As for strapping/compressing, you can strap them when they 80 or 100% full... this way, you can apply little pressure, connect all of the busbars and know that the busbars will never be under pressure, and even if at some point they do expand more at 100%, that expansion will be minimal and won't cause too much pressure. Having said that,
I use plastic cardboard between cells, wood at the ends and ratchet straps. Also use 35mm2 instead of busbars
The busbar should be replaced with the appropriate lugs and wire to prevent stress on the terminals.
I believe bloating or expansion of the prism occurs mostly at the biggest faces. It is akin to inflating a rectangular box. You see failed cells bulge at the big faces and not on the end small faces. Therefore restraining the big faces by clamping a stiff plywood (or steel plate of suitable thickness) held together by four threaded rods would be best for preventing bloating. Since the rods/board support will prevent excessive expansion - and nearly no movement of the narrow ends where the terminal is located, it is of no concern for large movement of the busbars so the plain bus bar should be sufficient. When this arrangement is used, the rods are initially snugged before charging and of course will tighten when the cell “expands” when fully charged.

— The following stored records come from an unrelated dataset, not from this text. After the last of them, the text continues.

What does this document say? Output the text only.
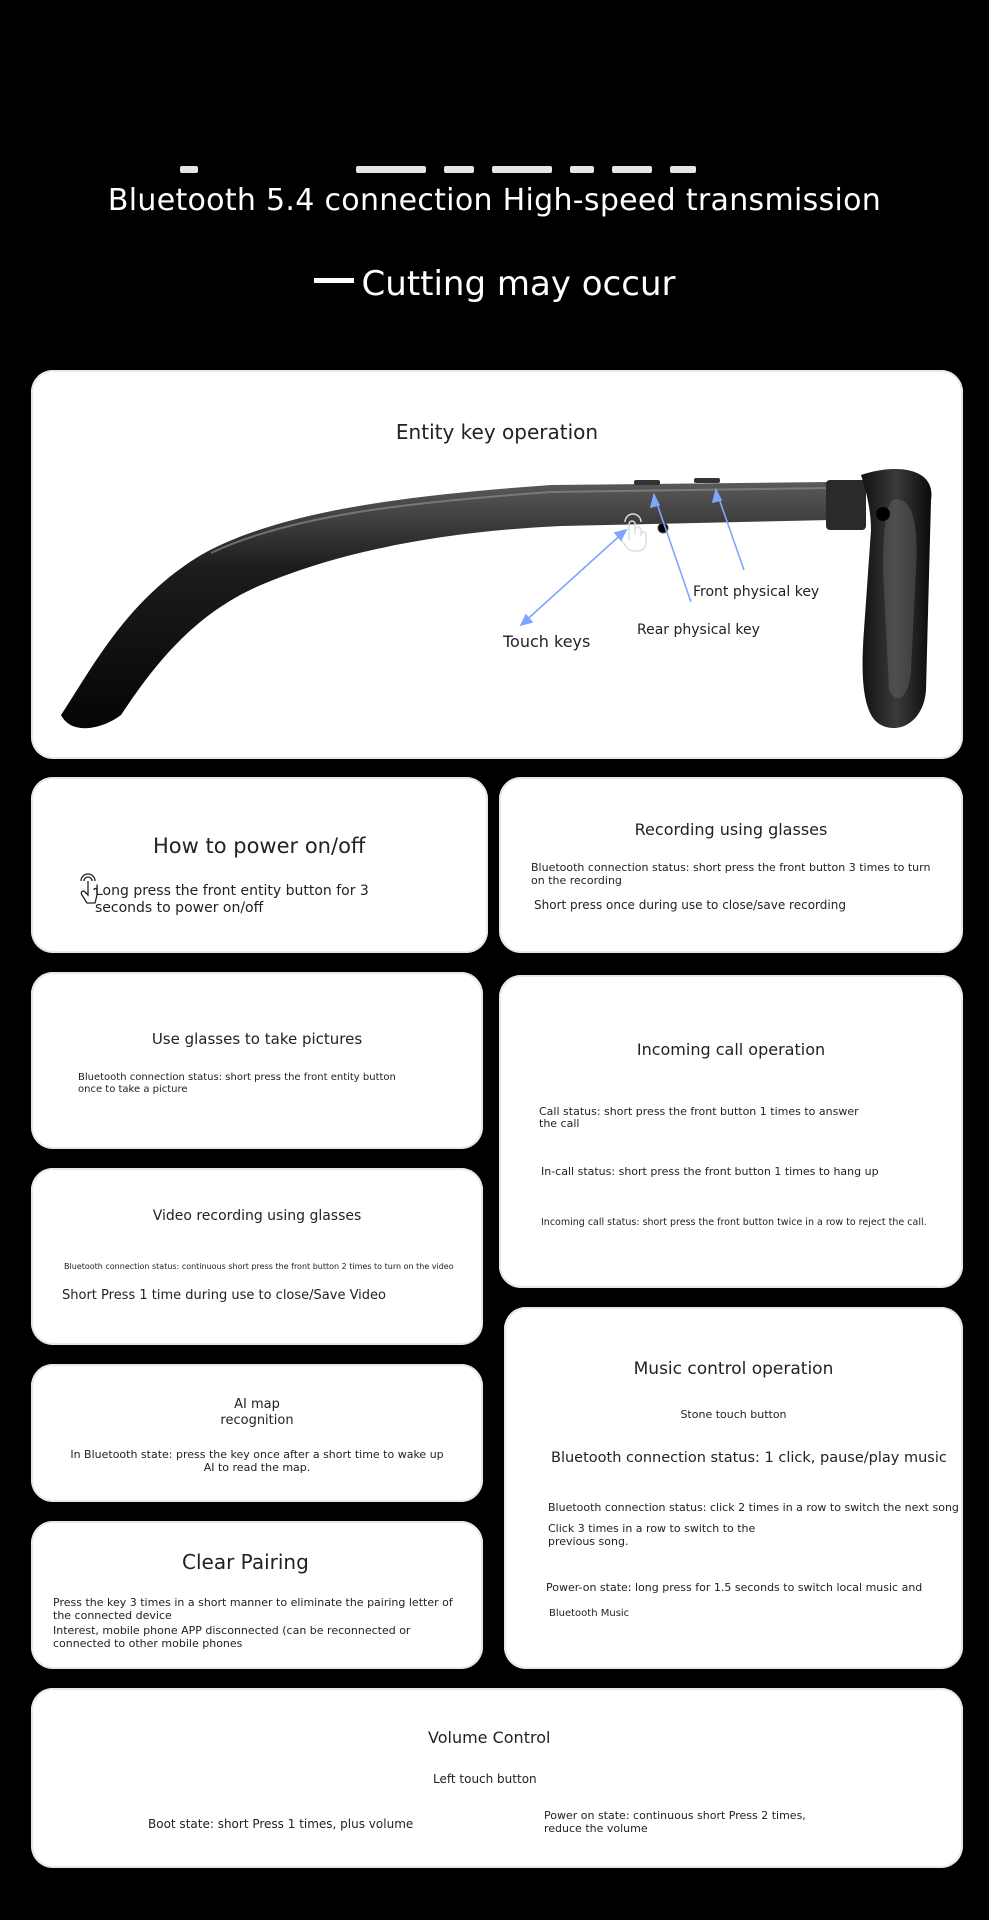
Bluetooth 5.4 connection High-speed transmission
Cutting may occur
Entity key operation
Front physical key
Rear physical key
Touch keys
How to power on/off
Long press the front entity button for 3 seconds to power on/off
Recording using glasses
Bluetooth connection status: short press the front button 3 times to turn on the recording
Short press once during use to close/save recording
Use glasses to take pictures
Bluetooth connection status: short press the front entity button once to take a picture
Incoming call operation
Call status: short press the front button 1 times to answer the call
In-call status: short press the front button 1 times to hang up
Incoming call status: short press the front button twice in a row to reject the call.
Video recording using glasses
Bluetooth connection status: continuous short press the front button 2 times to turn on the video
Short Press 1 time during use to close/Save Video
Music control operation
Stone touch button
Bluetooth connection status: 1 click, pause/play music
Bluetooth connection status: click 2 times in a row to switch the next song
Click 3 times in a row to switch to the previous song.
Power-on state: long press for 1.5 seconds to switch local music and
Bluetooth Music
AI map
recognition
In Bluetooth state: press the key once after a short time to wake up AI to read the map.
Clear Pairing
Press the key 3 times in a short manner to eliminate the pairing letter of the connected device
Interest, mobile phone APP disconnected (can be reconnected or connected to other mobile phones
Volume Control
Left touch button
Boot state: short Press 1 times, plus volume
Power on state: continuous short Press 2 times, reduce the volume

As to the use of strapping filament tape, the center of the end cells are still not restrained from bloating (in my opinion), thus is not an optimum support.
I've said it before if one is dedicated to build a fixtyre air bags at the end will provide even force but that will def take more time than it's worth. Though batteries (cells) are a sizeable investment they're only getting cheaper and better technology is not far enough away to worry about a small amount of degradation. So I agree. Many many more reason to not bother with more than tape. Good luck and I'm sure you'll figure it out. Don't worry about expansion in my opinion.
thanks for the video on this topic, I an in same situation with 16 eve 304ah cells. got 16 more on the way but still thinking about compression...
I have an 8S 32AH LIFEPO4 battery pack, with good quality JBD BMS. I put it on a LIFEPO4 charger for about 6 months. The cells were in a plastic case but not really compressed. They blew up like a pillow. Can they be salvaged? Should I compress them? Just use as is? They are now too big for my application.
Any update? Do we need some "foam" or "other stuff" between the cells, or is it fine to just "push them together" without anything between them? Thanks!
The best I can say is to follow the manufacturer's instruction. I use foam strips and insulative adhesive paper between mine.
The 12v portable batteries use foam or rubber between the cells more for shock/drop/vibration damage prevention, it also give some expansion allowance I guess..
Thin plastic or fiberglass sheets between the cells for added insulation and lightly fixed together with just a couple pounds of force for brand new virgin cells that have not yet been top charged to 3.6v per cell for a few maybe 10 low stress cycles to season them and ensure that any stray gas bubbles have a chance to migrate to the vertical relief channels inside the cell's laminations.. If using rigid compression it is a good idea to check the tightness from time to time as you may want to back off on it once the cells hit 50 cycles or so to have it be just snug at a couple pounds of force at full charge.. Or you could pretty much just remove the fixture at this point because one the complete seasoning of the batteries is done it really has little to no benefit.. For long life never charge or discharge higher than .5c or below 2.7v/above 3.55v per cell..
1:59 I have a copy of EVE's File No. LF280K-72174 (Version B), Effective Date: March 23, 2021
2:17 Now EVE280 cells are upgraded to 6000 cycles @25℃, 2500 cycles @45℃. But no mention of no fixture.